Our neighbors Haynes and Nancy are raising heritage turkeys. They are using a similar portable electric fence system to keep the turkeys grazing on fresh pasture and after spending the daytime hours free ranging the turkeys are locked up every night in a house built on a tractor. Last week we set up the browsing area for our goats opposite the turkey’s free range area. This was a hit with both the goats and the turkeys! The goats ended up spending most of the day camped out next to the fence that was closest to the turkeys. Likewise, the turkeys spent a lot of time huddled up staring at the goats opposite.

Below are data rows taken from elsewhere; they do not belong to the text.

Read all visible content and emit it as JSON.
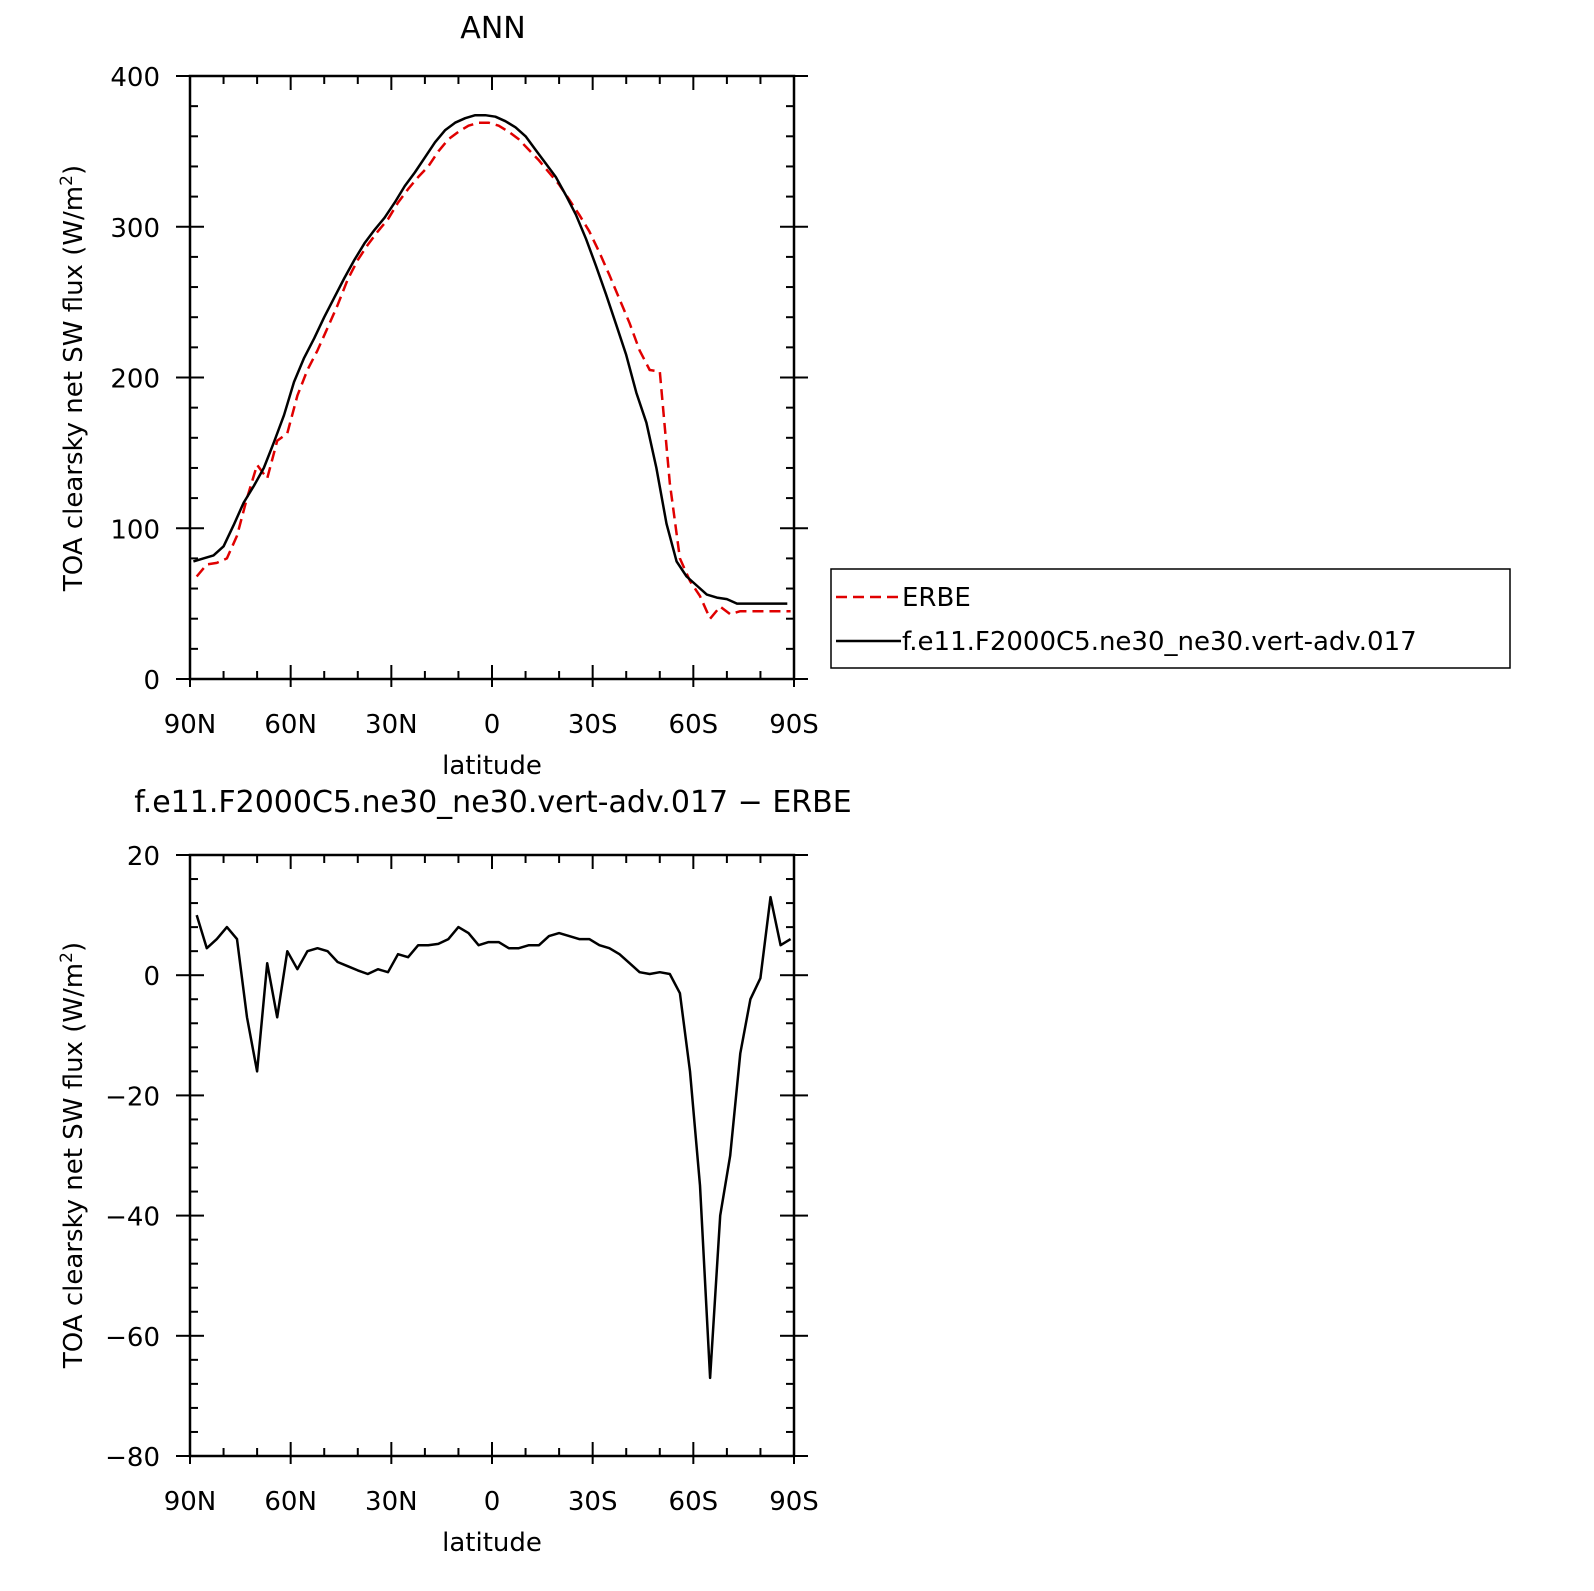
{
  "chart_data": [
    {
      "type": "line",
      "title": "ANN",
      "xlabel": "latitude",
      "ylabel": "TOA clearsky net SW flux (W/m²)",
      "ylabel_main": "TOA clearsky net SW flux (W/m",
      "ylabel_sup": "2",
      "ylabel_close": ")",
      "xlim": [
        -90,
        90
      ],
      "ylim": [
        0,
        400
      ],
      "xticks": [
        {
          "value": -90,
          "label": "90N"
        },
        {
          "value": -60,
          "label": "60N"
        },
        {
          "value": -30,
          "label": "30N"
        },
        {
          "value": 0,
          "label": "0"
        },
        {
          "value": 30,
          "label": "30S"
        },
        {
          "value": 60,
          "label": "60S"
        },
        {
          "value": 90,
          "label": "90S"
        }
      ],
      "yticks": [
        0,
        100,
        200,
        300,
        400
      ],
      "grid": false,
      "legend_placement": "right",
      "legend": [
        "ERBE",
        "f.e11.F2000C5.ne30_ne30.vert-adv.017"
      ],
      "series": [
        {
          "name": "ERBE",
          "color": "#e00000",
          "style": "dashed",
          "x": [
            -88,
            -85,
            -82,
            -79,
            -76,
            -73,
            -70,
            -67,
            -64,
            -61,
            -58,
            -55,
            -52,
            -49,
            -46,
            -43,
            -40,
            -37,
            -34,
            -31,
            -28,
            -25,
            -22,
            -19,
            -16,
            -13,
            -10,
            -7,
            -4,
            -1,
            2,
            5,
            8,
            11,
            14,
            17,
            20,
            23,
            26,
            29,
            32,
            35,
            38,
            41,
            44,
            47,
            50,
            53,
            56,
            59,
            62,
            65,
            68,
            71,
            74,
            77,
            80,
            83,
            86,
            89
          ],
          "values": [
            68,
            76,
            77,
            80,
            95,
            120,
            142,
            133,
            158,
            163,
            188,
            205,
            218,
            233,
            248,
            265,
            278,
            288,
            297,
            305,
            316,
            325,
            333,
            340,
            350,
            358,
            363,
            367,
            369,
            369,
            367,
            363,
            358,
            351,
            344,
            336,
            328,
            318,
            308,
            297,
            283,
            268,
            252,
            236,
            218,
            205,
            204,
            130,
            80,
            65,
            55,
            40,
            48,
            43,
            45,
            45,
            45,
            45,
            45,
            45
          ]
        },
        {
          "name": "f.e11.F2000C5.ne30_ne30.vert-adv.017",
          "color": "#000000",
          "style": "solid",
          "x": [
            -89,
            -86,
            -83,
            -80,
            -77,
            -74,
            -71,
            -68,
            -65,
            -62,
            -59,
            -56,
            -53,
            -50,
            -47,
            -44,
            -41,
            -38,
            -35,
            -32,
            -29,
            -26,
            -23,
            -20,
            -17,
            -14,
            -11,
            -8,
            -5,
            -2,
            1,
            4,
            7,
            10,
            13,
            16,
            19,
            22,
            25,
            28,
            31,
            34,
            37,
            40,
            43,
            46,
            49,
            52,
            55,
            58,
            61,
            64,
            67,
            70,
            73,
            76,
            79,
            82,
            85,
            88
          ],
          "values": [
            78,
            80,
            82,
            88,
            102,
            117,
            128,
            140,
            157,
            175,
            197,
            213,
            226,
            240,
            253,
            266,
            278,
            289,
            298,
            306,
            316,
            327,
            336,
            346,
            356,
            364,
            369,
            372,
            374,
            374,
            373,
            370,
            366,
            360,
            351,
            342,
            333,
            321,
            308,
            292,
            274,
            255,
            235,
            215,
            190,
            170,
            140,
            103,
            78,
            68,
            62,
            56,
            54,
            53,
            50,
            50,
            50,
            50,
            50,
            50
          ]
        }
      ]
    },
    {
      "type": "line",
      "title": "f.e11.F2000C5.ne30_ne30.vert-adv.017 − ERBE",
      "xlabel": "latitude",
      "ylabel": "TOA clearsky net SW flux (W/m²)",
      "ylabel_main": "TOA clearsky net SW flux (W/m",
      "ylabel_sup": "2",
      "ylabel_close": ")",
      "xlim": [
        -90,
        90
      ],
      "ylim": [
        -80,
        20
      ],
      "xticks": [
        {
          "value": -90,
          "label": "90N"
        },
        {
          "value": -60,
          "label": "60N"
        },
        {
          "value": -30,
          "label": "30N"
        },
        {
          "value": 0,
          "label": "0"
        },
        {
          "value": 30,
          "label": "30S"
        },
        {
          "value": 60,
          "label": "60S"
        },
        {
          "value": 90,
          "label": "90S"
        }
      ],
      "yticks": [
        -80,
        -60,
        -40,
        -20,
        0,
        20
      ],
      "grid": false,
      "series": [
        {
          "color": "#000000",
          "style": "solid",
          "x": [
            -88,
            -85,
            -82,
            -79,
            -76,
            -73,
            -70,
            -67,
            -64,
            -61,
            -58,
            -55,
            -52,
            -49,
            -46,
            -43,
            -40,
            -37,
            -34,
            -31,
            -28,
            -25,
            -22,
            -19,
            -16,
            -13,
            -10,
            -7,
            -4,
            -1,
            2,
            5,
            8,
            11,
            14,
            17,
            20,
            23,
            26,
            29,
            32,
            35,
            38,
            41,
            44,
            47,
            50,
            53,
            56,
            59,
            62,
            65,
            68,
            71,
            74,
            77,
            80,
            83,
            86,
            89
          ],
          "values": [
            10,
            4.5,
            6,
            8,
            6,
            -7,
            -16,
            2,
            -7,
            4,
            1,
            4,
            4.5,
            4,
            2.2,
            1.5,
            0.8,
            0.2,
            1,
            0.5,
            3.5,
            3,
            5,
            5,
            5.2,
            6,
            8,
            7,
            5,
            5.5,
            5.5,
            4.5,
            4.5,
            5,
            5,
            6.5,
            7,
            6.5,
            6,
            6,
            5,
            4.5,
            3.5,
            2,
            0.5,
            0.2,
            0.5,
            0.2,
            -3,
            -16,
            -35,
            -67,
            -40,
            -30,
            -13,
            -4,
            -0.5,
            13,
            5,
            6
          ]
        }
      ]
    }
  ]
}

Haynes and Nancy’s turkeys get out on occasion, especially as they get older their wings are stronger and more developed, and they have more “attitude”. Typically only one or two at a time get assertive enough and fly out as they test their wings. Usually the escapee(s) does not get very far and wrestling them down and retrieving them is no big deal. This morning though one of the plastic support posts holding up the electric fence collapsed. I was walking by on my way back from the goats and saw almost all 22 turkeys pecking around all over Haynes and Nancy’s property. Then I saw the collapsed fence laying on the ground. I alerted Nancy and together we managed to round all of them up and restore the fence without loosing a single turkey. Tonight Paul and I were driving up the hill and in the distance we saw 2 turkeys on lot 13. Lot 13 is an unsold empty lot. The lot is next to ours (14) and like ours it is flat at the top and then sloped steeply. The two turkeys were sitting on the flat upper portion, staring at the rest of Haynes and Nancy’s turkeys. We jumped out of the truck, I ran towards them and Paul ran around the bottom of the lot to come at them from below. Unfortunately our good intentions spooked the turkeys, and with one giant swoop of their wings they took off from their perch on the top of lot 13 and flew over the lot towards the trees, they disappeared over Vincent brook. We were stunned and impressed by how easy it was for them to take off, up until now none of the turkeys had gotten farther than maybe 50ft! Hell bent on retrieving the turkeys and seeing $$$$ disappear over the tree top for Haynes and Nancy, Paul took off down towards Vincent Brook while I ran to alert Haynes and Nancy and then down to Vincent Brook to join Paul in the hunt. After some time it became clear that the turkey had won this one, they had flown beyond the brook and were up high in the tree tops. Out of breath and discouraged we huffed and puffed our way back to break the bad news to Haynes who was just now emerging from the house to join us in the hunt. As I broke the news to Haynes, Paul wondered if perhaps more than just 2 turkeys had taken off, so he stopped to do a head count of the remaining turkeys within the fence:22. “Haynes, how many turkeys do you have???” “22!”
Oppse. Those were wild turkeys! Duh.